Reinfeldt also stressed that the core of welfare services should be safeguarded, as well as the quality of welfare. In addition, he talked about the importance of an economy in balance.
In response, Social Democrat leader Mona Sahlin accused Reinfeldt of not doing enough to combat young unemployment. She stated that only one in 20 unemployed youth who end up in the government's job guarantee programme receive training, while one in three has no high school diploma.
Meanwhile, Left Party leader Lars Ohly accused Reinfeldt of pursuing policies that are pulling Sweden apart.
"You claim to have a policy for jobs, but there is 10 percent unemployment," he said.
In turn, Reinfeldt attacked Sahlin and accused her of wanting to raise taxes for low-paid women who work in health care, care services and education.
"It is a tax attack on women," he said.
Green Party spokesperson Maria Wetterstrand pointed out that only South Korea, Turkey and Poland have worse unemployment insurance funds than Sweden.
Reinfeldt then criticised the red-green proposal to switch tax levels for lower unemployment insurance fees. According to government calculations, it would lead to 1.8 million members paying higher taxes, many of them in typically female occupations.
Sahlin answered that that the government's unemployment insurance reforms resulted in a hotel cleaner paying five times the membership fee compared to a doctor and that the reforms ruined the solidarity of the unemployment insurance fund.
This incensed Reinfeldt.
"You would take money from women and use it to raise unemployment insurance for men who do not work. That is your solidarity," he replied.

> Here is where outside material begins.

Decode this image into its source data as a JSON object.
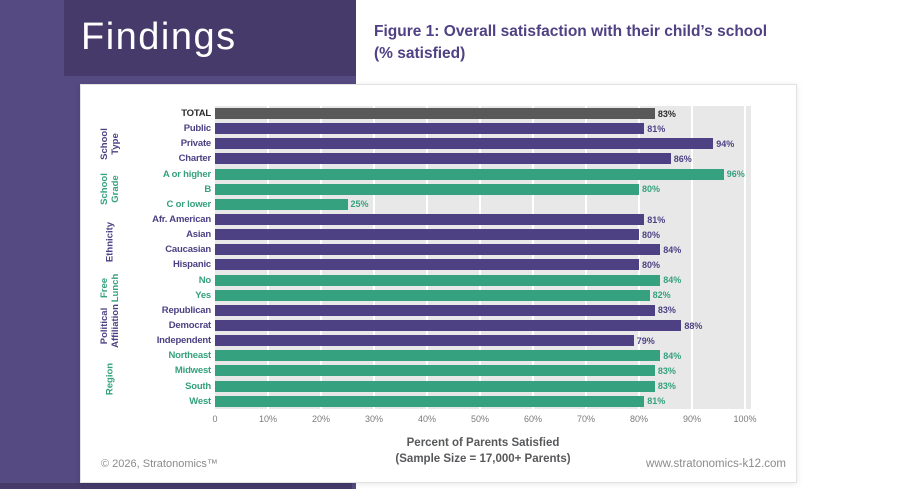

Sahlin countered that there are those with genuinely high incomes who have received large tax cuts under Reinfeldt's government.
Centre Party leader Maud Olofsson got into a heated exchange with the red-green leaders after Reinfeldt's statements, in which she argued that much had been achieved over the past four years despite it having been a tough time and that much remains to be done.
"I thought that the Centre Party would be a sensible doorkeeper for the environment in the government," said Wetterstrand, who said she was deeply disappointed in Olofsson and the Centre Party for everything from the wolf hunt and its decisions on fertiliser taxes and biodiversity.
Olofsson responded by saying that the Green Party would not dare stand up for its own policies and the impact they would have on Swedish society if they were carried out.
"You have not showed enough of how you are taking care of your own climate goals," she said to Wetterstrand. "You would not risk facing the voters with what is required. It is a cowardly policy."